Voilà un petit roman qui m'aura agréablement changé de mes habitudes de lecture !
Petite précision avant de continuer ; je ne connais pas du tout
Shakespeare, et à peu près autant l'univers du théâtre. Ca ne m'a pas empêchée d'être emportée par ce récit.
La première chose qui m'a marquée en commençant ma lecture est le rythme et la plume de l'auteur. C'est rythmé et poétique, avec une alternance de phrases longues (plusieurs lignes) et d'autres courtes, en fonction de l'action en cours. Nous plongeons d'ailleurs directement dans l'action du roman, et dans la représentation de
la Tempête que David donne à sa fille.
L'immersion (sans mauvais jeu de mot, puisque nous arrivons au milieu d'une tempête qui va faire naufrager un navire) est très facile, et l'on comprend rapidement ce qui se passe. Sans aucun dialogue, à part quelques répliques de la pièce, l'auteur réussit le tour de force de nous montrer la journée d'un père et sa fille, et de nous la faire ressentir. Petit à petit, la pièce de théâtre se met en place, adaptée par le narrateur pour accrocher sa fille de deux ans, et, à travers elle, le lecteur.
Il réussit à condenser l'action de cette oeuvre de
Shakespeare en quelques lignes, et en même temps à en faire ressortir toutes les implications de l'époque.
C'est une jolie manière d'impliquer un néophyte tout en faisant découvrir un nouvel aspect de la pièce au connaisseur de
Shakespeare.
Dans la suite du texte, et notamment dans l'interlude, on en apprend un peu plus sur le contexte de la journée, ainsi que le background de David. Beaucoup de choses s'emmêlent, comme dans la tête du narrateur, entre considérations politiques, analyse du théâtre sur deux époques différentes ou encore réflexions autour de l'art et de sa place.
Ca ne m'a pas perdu, et je n'ai pas non plus trouvé cela excessif ; David nous donne ici sa vision des choses, à travers le prime d'un intermittent du spectacle et des difficultés qu'il peut rencontrer. En tant que lecteur, nous sommes impliqués dans cette réflexion : l'écriture, après tout, est aussi une forme d'art et de création. Les livres ont une place dans la Culture, mais elle va en s'amenuisant avec la préséance des écrans. L'implication dès le plus jeune âge dans la lecture ou le conte, comme le fait David avec sa fille, a son importance dans la continuité de la littérature (même si je reste dubitative, par expérience, sur la capacité de compréhension de ce que David expose à deux ans et demi ^^').
J'ai également beaucoup apprécié le parallèle entre le temps à l'extérieur de l'appartement, la pièce qui est jouée par David et
la tempête intérieure du personnage, sur son avenir et ses choix de vie entre autres. Les uns répondent aux autres, dans une mise en abyme qui entraine le lecteur.

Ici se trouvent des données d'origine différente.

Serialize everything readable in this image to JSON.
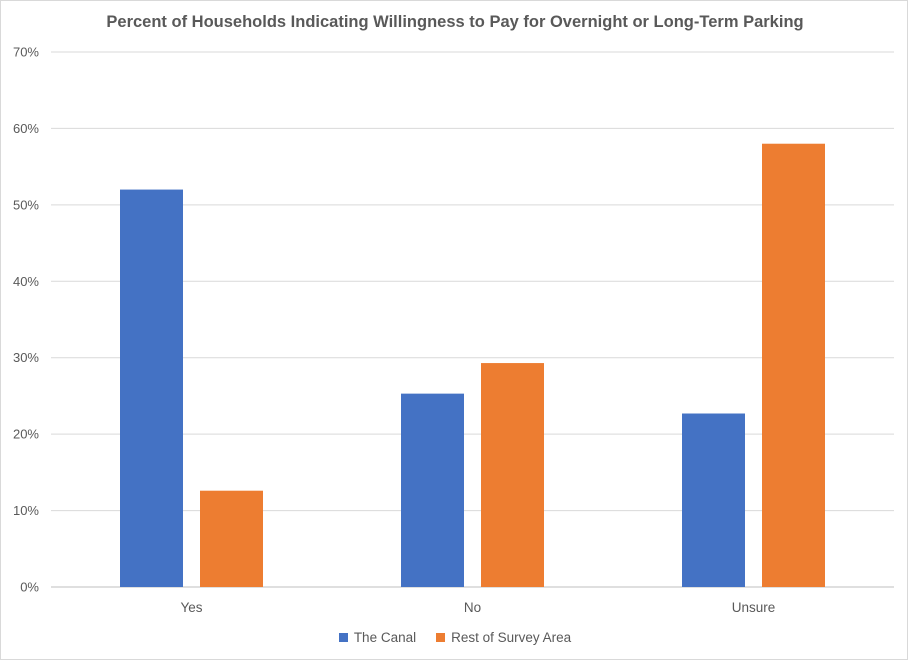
{
  "chart_data": {
    "type": "bar",
    "title": "Percent of Households Indicating Willingness to Pay for Overnight or Long-Term Parking",
    "categories": [
      "Yes",
      "No",
      "Unsure"
    ],
    "series": [
      {
        "name": "The Canal",
        "color": "#4472C4",
        "values": [
          52,
          25.3,
          22.7
        ]
      },
      {
        "name": "Rest of Survey Area",
        "color": "#ED7D31",
        "values": [
          12.6,
          29.3,
          58
        ]
      }
    ],
    "ylim": [
      0,
      70
    ],
    "yticks": [
      0,
      10,
      20,
      30,
      40,
      50,
      60,
      70
    ],
    "ytick_labels": [
      "0%",
      "10%",
      "20%",
      "30%",
      "40%",
      "50%",
      "60%",
      "70%"
    ],
    "grid": true,
    "legend_position": "bottom"
  }
}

J'ai eu cette impression que le narrateur a avancé sur ses blocages intérieurs, sur ce qui l'empêchait d'entreprendre quelque chose de nouveau.
C'est d'ailleurs mon seul regret sur cette lecture. En tant que récit tranche de vie, on suit les personnages pendant quelques heures, mais on les quitte tout aussi brusquement. Ca donne un intérêt particulier au roman, mais le lecteur reste complètement dans le flou sur le reste : quelle suite pour David et sa famille?
Ma Tempête est un roman court mais aussi très riche ; en réflexion et en images fortes, tout en permettant la (re)découverte d'un classique du théâtre. Un tour de force en si peu de pages, que je conseille à tout ceux qui veulent sortir de leurs habitudes de lecture, le temps d'un orage de quelques heures.